Perhaps no other form of "reverence" is as hard to come by in the Western world as this. But it's quite simple: the Bible holds Christians accountable for caring for their family members. And this commandment is equally distributed to parents of young children and children of elderly parents.

Support them

We show respect when we support our parents. And I'm not just talking about financial assistance, but also about other forms of love and care. I remember the story of David at a very difficult moment in his life, when his friends turned away from him and his enemies attacked. In this situation, he cried out to God: “Do not reject me in my old age; when my strength fails…” (Ps. 70:9). David was afraid of a situation where old age and isolation combined, he was afraid of being old and alone. Our parents are afraid of this too.

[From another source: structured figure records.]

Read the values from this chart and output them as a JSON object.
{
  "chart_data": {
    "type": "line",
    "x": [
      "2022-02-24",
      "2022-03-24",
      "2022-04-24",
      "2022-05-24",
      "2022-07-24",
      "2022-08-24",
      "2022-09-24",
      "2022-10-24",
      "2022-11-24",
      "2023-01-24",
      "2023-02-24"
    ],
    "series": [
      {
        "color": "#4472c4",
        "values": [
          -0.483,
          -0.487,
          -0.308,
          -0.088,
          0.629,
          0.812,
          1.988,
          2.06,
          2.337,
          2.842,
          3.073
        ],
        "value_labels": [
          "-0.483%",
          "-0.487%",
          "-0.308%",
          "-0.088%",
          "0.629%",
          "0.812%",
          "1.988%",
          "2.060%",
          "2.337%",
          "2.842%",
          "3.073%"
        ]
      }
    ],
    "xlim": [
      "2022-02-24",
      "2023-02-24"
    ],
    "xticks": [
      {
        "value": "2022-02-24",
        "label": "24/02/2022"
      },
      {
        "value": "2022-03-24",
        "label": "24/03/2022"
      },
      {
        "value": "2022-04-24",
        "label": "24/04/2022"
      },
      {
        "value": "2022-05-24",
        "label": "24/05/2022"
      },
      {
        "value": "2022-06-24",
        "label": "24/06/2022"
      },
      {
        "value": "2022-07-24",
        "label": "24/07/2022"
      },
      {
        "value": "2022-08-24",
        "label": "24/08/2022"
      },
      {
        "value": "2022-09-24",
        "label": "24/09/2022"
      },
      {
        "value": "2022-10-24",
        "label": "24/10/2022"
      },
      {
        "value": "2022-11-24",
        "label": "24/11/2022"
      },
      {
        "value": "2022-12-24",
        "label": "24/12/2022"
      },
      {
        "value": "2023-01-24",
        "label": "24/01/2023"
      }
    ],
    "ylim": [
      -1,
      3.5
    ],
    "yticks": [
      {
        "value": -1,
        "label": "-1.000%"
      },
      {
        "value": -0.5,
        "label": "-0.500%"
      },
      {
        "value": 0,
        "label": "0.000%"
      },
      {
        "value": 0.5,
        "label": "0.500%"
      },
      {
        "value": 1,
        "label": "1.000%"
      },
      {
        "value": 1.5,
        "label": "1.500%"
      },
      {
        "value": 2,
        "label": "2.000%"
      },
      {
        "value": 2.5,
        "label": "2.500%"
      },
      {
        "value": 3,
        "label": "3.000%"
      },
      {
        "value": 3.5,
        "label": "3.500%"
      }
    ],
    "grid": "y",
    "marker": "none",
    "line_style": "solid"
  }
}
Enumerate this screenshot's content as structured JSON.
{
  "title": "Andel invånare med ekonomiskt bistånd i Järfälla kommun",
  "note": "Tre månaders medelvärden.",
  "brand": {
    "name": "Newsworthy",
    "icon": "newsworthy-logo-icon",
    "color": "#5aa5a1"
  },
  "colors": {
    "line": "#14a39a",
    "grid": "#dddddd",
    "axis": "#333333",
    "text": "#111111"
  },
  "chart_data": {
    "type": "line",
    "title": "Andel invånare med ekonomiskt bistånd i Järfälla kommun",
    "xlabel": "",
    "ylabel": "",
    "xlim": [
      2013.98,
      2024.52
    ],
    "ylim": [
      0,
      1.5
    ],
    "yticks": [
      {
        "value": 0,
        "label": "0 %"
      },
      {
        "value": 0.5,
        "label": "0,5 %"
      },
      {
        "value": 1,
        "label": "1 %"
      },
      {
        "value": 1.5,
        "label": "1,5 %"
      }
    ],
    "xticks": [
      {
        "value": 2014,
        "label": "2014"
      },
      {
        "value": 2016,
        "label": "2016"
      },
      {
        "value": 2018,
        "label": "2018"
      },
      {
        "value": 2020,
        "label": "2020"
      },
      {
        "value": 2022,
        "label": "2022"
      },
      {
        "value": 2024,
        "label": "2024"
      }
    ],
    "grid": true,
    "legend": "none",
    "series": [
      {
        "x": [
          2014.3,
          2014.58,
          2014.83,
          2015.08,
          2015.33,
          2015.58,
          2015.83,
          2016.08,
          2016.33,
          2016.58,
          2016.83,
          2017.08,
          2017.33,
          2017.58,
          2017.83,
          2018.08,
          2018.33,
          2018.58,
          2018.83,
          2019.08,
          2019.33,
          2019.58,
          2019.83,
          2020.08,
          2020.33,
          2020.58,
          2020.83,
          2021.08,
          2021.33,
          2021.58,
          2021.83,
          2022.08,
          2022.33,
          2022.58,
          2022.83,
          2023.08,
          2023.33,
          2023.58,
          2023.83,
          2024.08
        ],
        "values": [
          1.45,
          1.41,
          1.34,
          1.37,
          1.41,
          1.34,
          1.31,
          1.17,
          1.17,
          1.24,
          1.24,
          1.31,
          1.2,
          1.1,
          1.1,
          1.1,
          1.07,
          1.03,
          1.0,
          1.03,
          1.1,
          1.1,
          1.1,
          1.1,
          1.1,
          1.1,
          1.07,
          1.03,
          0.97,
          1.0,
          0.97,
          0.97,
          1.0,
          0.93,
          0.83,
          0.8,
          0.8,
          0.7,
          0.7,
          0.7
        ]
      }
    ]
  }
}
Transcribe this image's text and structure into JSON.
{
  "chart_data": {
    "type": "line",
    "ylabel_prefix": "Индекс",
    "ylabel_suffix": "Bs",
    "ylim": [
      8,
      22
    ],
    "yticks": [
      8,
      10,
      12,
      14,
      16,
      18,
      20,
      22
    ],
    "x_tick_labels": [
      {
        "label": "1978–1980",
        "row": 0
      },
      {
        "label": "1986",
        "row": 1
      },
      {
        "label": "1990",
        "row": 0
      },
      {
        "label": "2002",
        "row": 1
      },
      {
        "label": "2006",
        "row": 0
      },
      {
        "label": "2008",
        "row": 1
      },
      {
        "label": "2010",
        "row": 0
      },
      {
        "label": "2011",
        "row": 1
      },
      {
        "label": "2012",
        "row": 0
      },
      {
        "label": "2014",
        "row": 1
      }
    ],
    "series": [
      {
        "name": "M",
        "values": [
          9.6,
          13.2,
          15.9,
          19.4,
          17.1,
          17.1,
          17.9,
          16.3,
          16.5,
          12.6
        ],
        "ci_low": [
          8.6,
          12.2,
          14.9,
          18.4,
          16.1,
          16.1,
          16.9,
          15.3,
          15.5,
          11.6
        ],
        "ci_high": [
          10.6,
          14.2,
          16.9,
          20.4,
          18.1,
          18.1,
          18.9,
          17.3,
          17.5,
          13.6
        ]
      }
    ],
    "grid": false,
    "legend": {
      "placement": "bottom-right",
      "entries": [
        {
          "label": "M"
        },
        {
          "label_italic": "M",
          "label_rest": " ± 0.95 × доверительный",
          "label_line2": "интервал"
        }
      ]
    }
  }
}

When we are young, we have strength, we crave independence. Our parents raise us to be strong and free. But there is a catch, a price, so to speak, for all this: while giving us independence, they themselves are losing it every year (Eccl. 12:1-8). We honor our parents when we promise them not to leave them alone in old age. Just as they took care of us, we will take care of them. This is our duty and it should be our joy.

At a time when millions of elderly people live alone, placed in nursing homes or hospitalized, surrounded by professionals rather than family, Christians have an opportunity to show the world a special respect for parents. Kent Hughes says that even when parents don't need money, "Christians still have a responsibility to show their personal concern for them." You can hire caregivers, but this is not enough. Caring cannot be outsourced. It is impossible to refuse parents emotional support and communication, because even non-believers do not do this.